Dat er ten aanzien van de opgeëiste persoon geen sprake kan zijn van een vermoeden van schuld aan dit feit, is niet gebleken.
6. Terugkeergarantie
De opgeëiste persoon heeft mede de Nederlandse nationaliteit. Zijn overlevering kan daarom alleen worden toegestaan, indien de uitvaardigende justitiële autoriteit de in artikel 6, eerste lid, van de OLW bedoelde garantie geeft.
De procureur des Konings van het parket te Antwerpen heeft bij brief van 17 mei 2006 de volgende garantie gegeven:
Gelet op de Nederlandse nationaliteit van de opgeëiste persoon ga ik hierbij akkoord om de uit te leveren persoon, in geval van een veroordeling tot een onvoorwaardelijke vrijheidsstraf of indien er een maatregel welke vrijheidsbeneming met zich brengt, wordt opgelegd in België, naar Nederland over te brengen op basis van het Verdrag inzake de overbrenging van gevonniste personen (terugkeergarantie).
Ik deel U eveneens mede dat mijn ambt tevens instemt met de omzetting in Nederland van de in België op te leggen vrijheidsstraf zoals bedoeld in artikel 11 van het Verdrag inzake overbrenging van gevonniste personen d.d. 21 maart 1963 (omzetgarantie)
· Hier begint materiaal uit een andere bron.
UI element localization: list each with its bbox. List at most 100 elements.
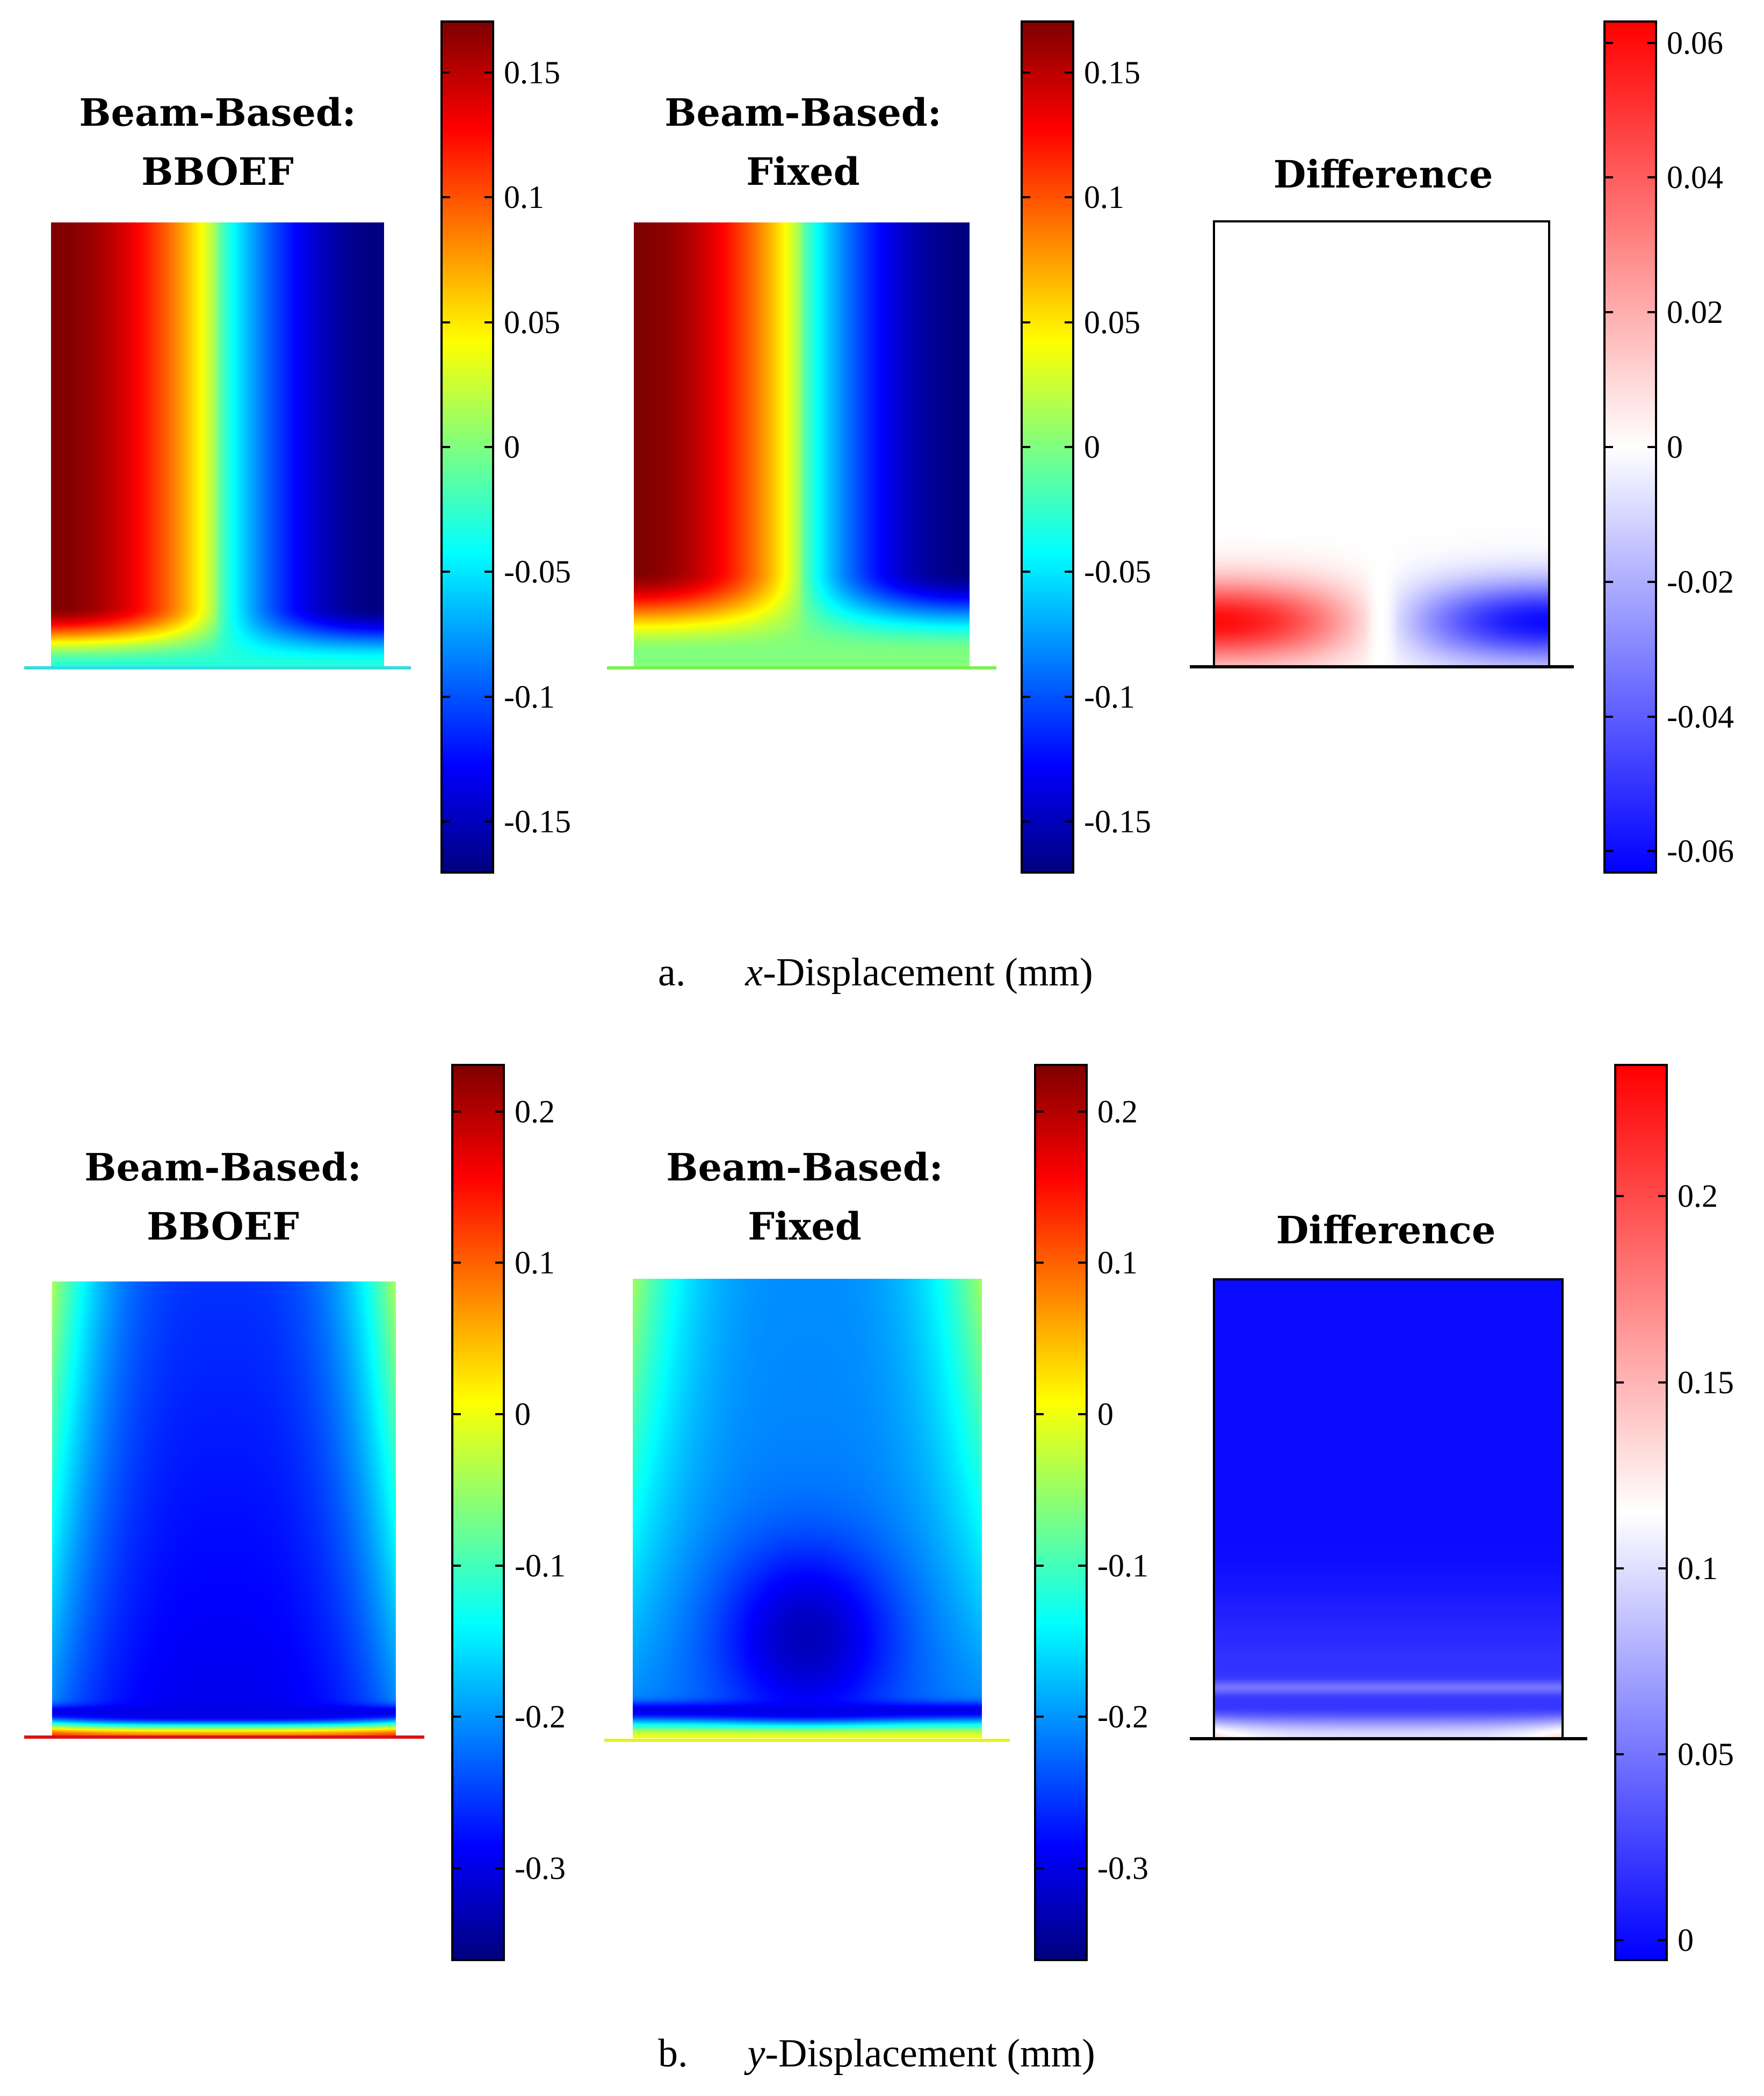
- base-line-x-bboef: [24, 666, 411, 669]
- colorbar-tick-label: 0: [515, 1396, 531, 1432]
- colorbar-tick-label: -0.1: [1097, 1547, 1148, 1583]
- colorbar-tick-mark: [1065, 820, 1072, 823]
- colorbar-tick-mark: [1658, 1195, 1666, 1198]
- colorbar-tick-mark: [1647, 715, 1655, 718]
- colorbar-tick-label: -0.04: [1667, 698, 1734, 734]
- colorbar-tick-label: 0.1: [1084, 179, 1124, 215]
- caption-text: -Displacement (mm): [765, 2032, 1095, 2076]
- colorbar-tick-mark: [1606, 715, 1613, 718]
- colorbar-tick-mark: [1023, 321, 1030, 323]
- caption-letter: b.: [658, 2032, 688, 2076]
- colorbar-tick-label: 0.15: [504, 54, 560, 90]
- colorbar-tick-label: 0.2: [515, 1093, 555, 1129]
- title-line: Fixed: [746, 149, 860, 194]
- title-line: BBOEF: [141, 149, 294, 194]
- colorbar-y-difference: [1614, 1064, 1668, 1961]
- caption-variable: y: [747, 2032, 765, 2076]
- colorbar-tick-label: 0.1: [504, 179, 544, 215]
- caption-b: b. y-Displacement (mm): [658, 2031, 1095, 2077]
- colorbar-tick-mark: [1065, 446, 1072, 448]
- colorbar-tick-mark: [1065, 196, 1072, 199]
- colorbar-tick-mark: [443, 196, 450, 199]
- colorbar-tick-mark: [1078, 1564, 1086, 1567]
- colorbar-tick-mark: [1023, 446, 1030, 448]
- base-line-y-difference: [1190, 1737, 1587, 1740]
- caption-text: -Displacement (mm): [763, 950, 1093, 995]
- heatmap-y-bboef: [52, 1281, 396, 1737]
- colorbar-tick-label: -0.3: [1097, 1850, 1148, 1886]
- colorbar-tick-mark: [453, 1716, 461, 1718]
- colorbar-tick-mark: [1065, 71, 1072, 74]
- colorbar-tick-mark: [1616, 1753, 1624, 1756]
- panel-title-y-fixed: Beam-Based: Fixed: [635, 1138, 974, 1256]
- colorbar-tick-mark: [1616, 1381, 1624, 1384]
- colorbar-tick-label: 0.2: [1678, 1178, 1718, 1214]
- colorbar-tick-mark: [453, 1413, 461, 1415]
- colorbar-tick-label: -0.15: [504, 804, 571, 840]
- colorbar-tick-label: -0.2: [515, 1699, 566, 1735]
- colorbar-tick-mark: [1616, 1195, 1624, 1198]
- colorbar-tick-mark: [1616, 1939, 1624, 1942]
- colorbar-tick-mark: [1647, 580, 1655, 583]
- title-line: Beam-Based:: [666, 1145, 943, 1190]
- colorbar-tick-label: -0.1: [504, 679, 555, 715]
- colorbar-tick-mark: [1606, 311, 1613, 314]
- colorbar-tick-mark: [1658, 1939, 1666, 1942]
- colorbar-tick-mark: [495, 1867, 503, 1869]
- heatmap-y-fixed: [633, 1279, 982, 1738]
- panel-title-y-difference: Difference: [1217, 1201, 1555, 1260]
- colorbar-tick-mark: [1023, 820, 1030, 823]
- colorbar-tick-mark: [443, 571, 450, 573]
- colorbar-tick-label: 0.05: [1678, 1737, 1734, 1773]
- colorbar-tick-label: 0.15: [1678, 1364, 1734, 1400]
- colorbar-tick-mark: [443, 321, 450, 323]
- colorbar-tick-mark: [1036, 1262, 1044, 1264]
- colorbar-tick-mark: [453, 1110, 461, 1113]
- colorbar-tick-mark: [1023, 71, 1030, 74]
- colorbar-tick-mark: [1078, 1867, 1086, 1869]
- colorbar-tick-mark: [1078, 1262, 1086, 1264]
- title-line: Fixed: [748, 1204, 862, 1249]
- title-line: Difference: [1273, 152, 1493, 197]
- colorbar-tick-mark: [443, 71, 450, 74]
- heatmap-x-fixed: [634, 222, 970, 668]
- colorbar-tick-label: 0.06: [1667, 25, 1723, 61]
- colorbar-tick-mark: [485, 321, 492, 323]
- colorbar-tick-mark: [1023, 571, 1030, 573]
- title-line: Beam-Based:: [84, 1145, 362, 1190]
- colorbar-tick-mark: [1065, 321, 1072, 323]
- colorbar-tick-mark: [1606, 850, 1613, 853]
- colorbar-tick-label: 0: [1097, 1396, 1114, 1432]
- base-line-y-bboef: [24, 1735, 424, 1739]
- panel-title-y-bboef: Beam-Based: BBOEF: [54, 1138, 392, 1256]
- colorbar-tick-mark: [443, 820, 450, 823]
- colorbar-tick-mark: [1078, 1716, 1086, 1718]
- heatmap-x-bboef: [51, 222, 384, 668]
- colorbar-tick-mark: [495, 1413, 503, 1415]
- base-line-y-fixed: [604, 1739, 1010, 1742]
- colorbar-tick-mark: [495, 1262, 503, 1264]
- colorbar-tick-mark: [1065, 571, 1072, 573]
- colorbar-tick-mark: [495, 1564, 503, 1567]
- colorbar-tick-mark: [485, 820, 492, 823]
- colorbar-y-fixed: [1034, 1064, 1088, 1961]
- colorbar-tick-mark: [495, 1716, 503, 1718]
- colorbar-tick-label: 0: [504, 429, 520, 465]
- colorbar-tick-mark: [1078, 1413, 1086, 1415]
- colorbar-tick-label: 0: [1678, 1922, 1694, 1958]
- colorbar-tick-mark: [453, 1262, 461, 1264]
- heatmap-y-difference: [1213, 1278, 1564, 1740]
- colorbar-tick-mark: [443, 446, 450, 448]
- colorbar-tick-mark: [1647, 176, 1655, 179]
- colorbar-tick-mark: [453, 1564, 461, 1567]
- colorbar-tick-mark: [1078, 1110, 1086, 1113]
- colorbar-tick-label: -0.1: [515, 1547, 566, 1583]
- colorbar-tick-label: 0.1: [1678, 1550, 1718, 1586]
- colorbar-tick-mark: [1658, 1381, 1666, 1384]
- colorbar-tick-label: -0.05: [1084, 554, 1151, 590]
- caption-variable: x: [745, 950, 763, 995]
- colorbar-tick-label: 0.02: [1667, 294, 1723, 330]
- colorbar-tick-mark: [1647, 850, 1655, 853]
- panel-title-x-bboef: Beam-Based: BBOEF: [48, 83, 387, 201]
- colorbar-tick-mark: [1036, 1110, 1044, 1113]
Uit artikel 3, eerste lid, aanhef onder e van het Verdrag inzake de overbrenging van gevonniste personen van 21 maart 1983 (Trb. 1983, 74, hierna VOGP) volgt dat deze garantie alleen kan worden geëffectueerd, indien het feit ook naar Nederlands recht een strafbaar feit oplevert. Het onder 4.1 bedoelde feit is inderdaad naar Nederlands recht strafbaar en levert op:
Opzettelijk handelen in strijd met een in artikel 3 onder B gegeven verbod en opzettelijk handelen in strijd met het in artikel 3 onder C gegeven verbod.
Naar het oordeel van de rechtbank is dan ook gewaarborgd dat, zo de opgeëiste persoon ter zake van het feit waarvoor de overlevering kan worden toegestaan in de uitvaardigende lidstaat tot een onvoorwaardelijke vrijheidsstraf wordt veroordeeld, hij deze straf in Nederland zal mogen ondergaan en dat deze straf met toepassing van artikel 11 van het VOGP zal kunnen worden omgezet.
7. Verweren
7.1 Uit de stukken blijkt dat de feiten waarvoor de Belgische justitiële autoriteit de opgeëiste persoon wil vervolgen deels in Nederland zijn gepleegd. Artikel 13, eerste lid onder a van de OLW verbiedt in dat geval de overlevering.
7.2 De raadsvrouw heeft zich op het standpunt gesteld dat de overlevering niet toegestaan dient te worden en heeft daartoe, zakelijk weergegeven, aangevoerd. De Belgische autoriteit heeft ondanks herhaalde verzoeken daartoe van de officier van justitie geen antwoord gegeven op de vraag waarom het de voorkeur verdient de berechting in België plaats te doen vinden. De belangrijkste medeverdachte zit in Nederland in overleveringsdetentie, de Hongaren zitten niet gedetineerd in België, de bewijsmiddelen bevinden zich niet in België. De opgeëiste persoon heeft een groot belang bij een berechting in Nederland.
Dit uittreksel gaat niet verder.